I am trying to infer schema when I load a csv
file in my SQLContext
using SparkSession
. Please note that I do not want to use class
here as I am trying to infer the data file schema as soon it is loaded as I do not have any info about the data types or column names of the file before loading it.
Here is what I am trying out in Scala:
package example
import org.apache.spark.SparkContext
import org.apache.spark.SparkConf
import java.io.File
import org.apache.spark.sql.SparkSession
//import sqlContext.implicits._
object SimpleScalaSpark {
def main(args: Array[String]) {
//val conf = new SparkConf().setAppName("Simple Application").setMaster("local[*]")
val spark = SparkSession
.builder()
.master("local[*]")
.appName("Spark Hive Example")
.config("spark.sql.warehouse.dir", "local")
.getOrCreate()
//val etl1Rdd = spark.sparkContext.wholeTextFiles("etl1.json").map(x => x._2)

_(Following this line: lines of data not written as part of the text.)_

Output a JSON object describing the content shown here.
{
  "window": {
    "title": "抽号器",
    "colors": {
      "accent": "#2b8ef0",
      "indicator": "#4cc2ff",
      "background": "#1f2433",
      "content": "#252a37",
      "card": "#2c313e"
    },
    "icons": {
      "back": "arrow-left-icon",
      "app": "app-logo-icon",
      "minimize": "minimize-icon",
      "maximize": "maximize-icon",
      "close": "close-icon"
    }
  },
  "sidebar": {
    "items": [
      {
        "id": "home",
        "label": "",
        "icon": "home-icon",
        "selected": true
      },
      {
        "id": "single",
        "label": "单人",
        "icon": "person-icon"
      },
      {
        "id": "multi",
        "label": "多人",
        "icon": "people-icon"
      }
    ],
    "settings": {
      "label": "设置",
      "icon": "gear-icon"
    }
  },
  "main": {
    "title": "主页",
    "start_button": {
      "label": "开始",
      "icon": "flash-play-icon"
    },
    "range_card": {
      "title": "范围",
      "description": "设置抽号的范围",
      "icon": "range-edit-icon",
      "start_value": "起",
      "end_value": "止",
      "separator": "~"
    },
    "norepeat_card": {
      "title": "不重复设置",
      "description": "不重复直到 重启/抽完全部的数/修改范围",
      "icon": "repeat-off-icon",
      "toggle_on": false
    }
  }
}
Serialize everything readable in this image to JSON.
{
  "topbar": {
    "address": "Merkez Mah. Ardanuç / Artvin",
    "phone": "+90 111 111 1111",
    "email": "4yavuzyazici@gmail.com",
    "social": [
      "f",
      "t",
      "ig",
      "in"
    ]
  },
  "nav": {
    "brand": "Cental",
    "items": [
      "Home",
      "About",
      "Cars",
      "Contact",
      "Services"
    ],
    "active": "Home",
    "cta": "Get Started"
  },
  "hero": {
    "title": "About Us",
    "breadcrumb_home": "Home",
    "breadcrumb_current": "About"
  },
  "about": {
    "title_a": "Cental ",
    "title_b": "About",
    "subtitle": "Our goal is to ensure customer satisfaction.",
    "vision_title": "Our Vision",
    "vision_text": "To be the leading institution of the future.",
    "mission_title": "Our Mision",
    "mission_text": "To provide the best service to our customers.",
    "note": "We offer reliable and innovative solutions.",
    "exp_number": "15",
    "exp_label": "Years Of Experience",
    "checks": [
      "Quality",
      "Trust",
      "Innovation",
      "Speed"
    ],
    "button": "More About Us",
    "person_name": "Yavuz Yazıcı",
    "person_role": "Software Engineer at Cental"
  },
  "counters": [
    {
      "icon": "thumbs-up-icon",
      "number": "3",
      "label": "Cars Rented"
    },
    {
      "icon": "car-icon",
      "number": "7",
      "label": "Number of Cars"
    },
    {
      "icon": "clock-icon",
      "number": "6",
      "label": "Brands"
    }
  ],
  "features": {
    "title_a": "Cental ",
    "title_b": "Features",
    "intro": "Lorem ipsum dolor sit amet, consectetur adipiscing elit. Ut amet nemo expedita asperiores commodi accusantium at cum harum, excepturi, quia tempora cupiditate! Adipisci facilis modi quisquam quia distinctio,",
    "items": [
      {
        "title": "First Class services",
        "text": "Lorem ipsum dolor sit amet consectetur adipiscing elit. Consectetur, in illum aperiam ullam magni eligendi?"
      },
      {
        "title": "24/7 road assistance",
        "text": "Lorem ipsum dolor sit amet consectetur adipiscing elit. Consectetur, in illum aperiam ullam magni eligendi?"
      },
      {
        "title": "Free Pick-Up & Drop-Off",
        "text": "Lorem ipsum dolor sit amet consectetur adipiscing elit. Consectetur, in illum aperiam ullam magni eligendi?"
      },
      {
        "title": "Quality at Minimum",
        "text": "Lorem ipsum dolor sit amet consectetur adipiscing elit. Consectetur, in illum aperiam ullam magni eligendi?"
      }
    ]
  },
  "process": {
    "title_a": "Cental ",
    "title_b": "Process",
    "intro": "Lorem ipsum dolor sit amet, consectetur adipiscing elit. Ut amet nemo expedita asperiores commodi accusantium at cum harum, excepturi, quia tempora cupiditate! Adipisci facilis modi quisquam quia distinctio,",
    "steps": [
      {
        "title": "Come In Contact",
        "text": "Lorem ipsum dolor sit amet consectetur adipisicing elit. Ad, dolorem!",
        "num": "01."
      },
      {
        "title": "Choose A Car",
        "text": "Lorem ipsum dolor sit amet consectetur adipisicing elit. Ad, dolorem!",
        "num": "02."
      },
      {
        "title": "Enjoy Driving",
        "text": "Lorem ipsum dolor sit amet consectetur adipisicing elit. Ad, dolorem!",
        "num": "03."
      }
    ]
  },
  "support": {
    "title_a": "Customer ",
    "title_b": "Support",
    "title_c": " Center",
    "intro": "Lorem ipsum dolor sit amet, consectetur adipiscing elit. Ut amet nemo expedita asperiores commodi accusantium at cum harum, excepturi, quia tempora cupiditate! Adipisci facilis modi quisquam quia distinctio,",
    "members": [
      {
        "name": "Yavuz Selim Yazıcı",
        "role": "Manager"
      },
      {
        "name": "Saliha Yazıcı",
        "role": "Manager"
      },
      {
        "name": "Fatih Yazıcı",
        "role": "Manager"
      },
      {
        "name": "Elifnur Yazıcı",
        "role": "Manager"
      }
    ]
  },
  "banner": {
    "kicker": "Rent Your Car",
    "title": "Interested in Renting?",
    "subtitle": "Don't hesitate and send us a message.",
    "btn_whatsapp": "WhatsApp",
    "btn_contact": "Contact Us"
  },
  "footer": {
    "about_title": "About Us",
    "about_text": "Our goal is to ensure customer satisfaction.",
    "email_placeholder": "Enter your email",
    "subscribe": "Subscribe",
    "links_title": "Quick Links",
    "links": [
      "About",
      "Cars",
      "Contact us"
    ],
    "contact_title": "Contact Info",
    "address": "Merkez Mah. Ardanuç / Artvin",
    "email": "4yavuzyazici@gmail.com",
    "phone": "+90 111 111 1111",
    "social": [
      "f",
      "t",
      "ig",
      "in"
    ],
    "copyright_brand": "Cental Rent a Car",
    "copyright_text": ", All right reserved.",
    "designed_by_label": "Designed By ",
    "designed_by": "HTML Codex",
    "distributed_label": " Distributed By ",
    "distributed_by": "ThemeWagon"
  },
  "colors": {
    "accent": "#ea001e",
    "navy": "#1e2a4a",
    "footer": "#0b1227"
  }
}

val jsonTbl = spark.sqlContext.read.format("org.apache.spark.csv")
.option("header", true)
.option("inferSchema", true)
.option("dateFormat","MM/dd/yyyy HH:mm")
.csv("s1.csv")
// print the inferred schema
jsonTbl.printSchema
}
}
I am able to get DateTime
, Integer
, Double
, String
as data types for my file. But I want to implement custom data types based on my own regex
patterns such as fields like SSN, VIN-ID, PhoneNumber etc. which all have a fixed pattern which can be detected using regex
. This would make schema extraction process for me more accurate and precise. For example, suppose I have a column which contains data formed of 5 or more alphabets and 2 or more numbers, I can say that this column is of type ID.
Any ideas on if it is possible to do this using Scala/Spark? Please let me know the implementation part as well if possible or a source to technical documentation.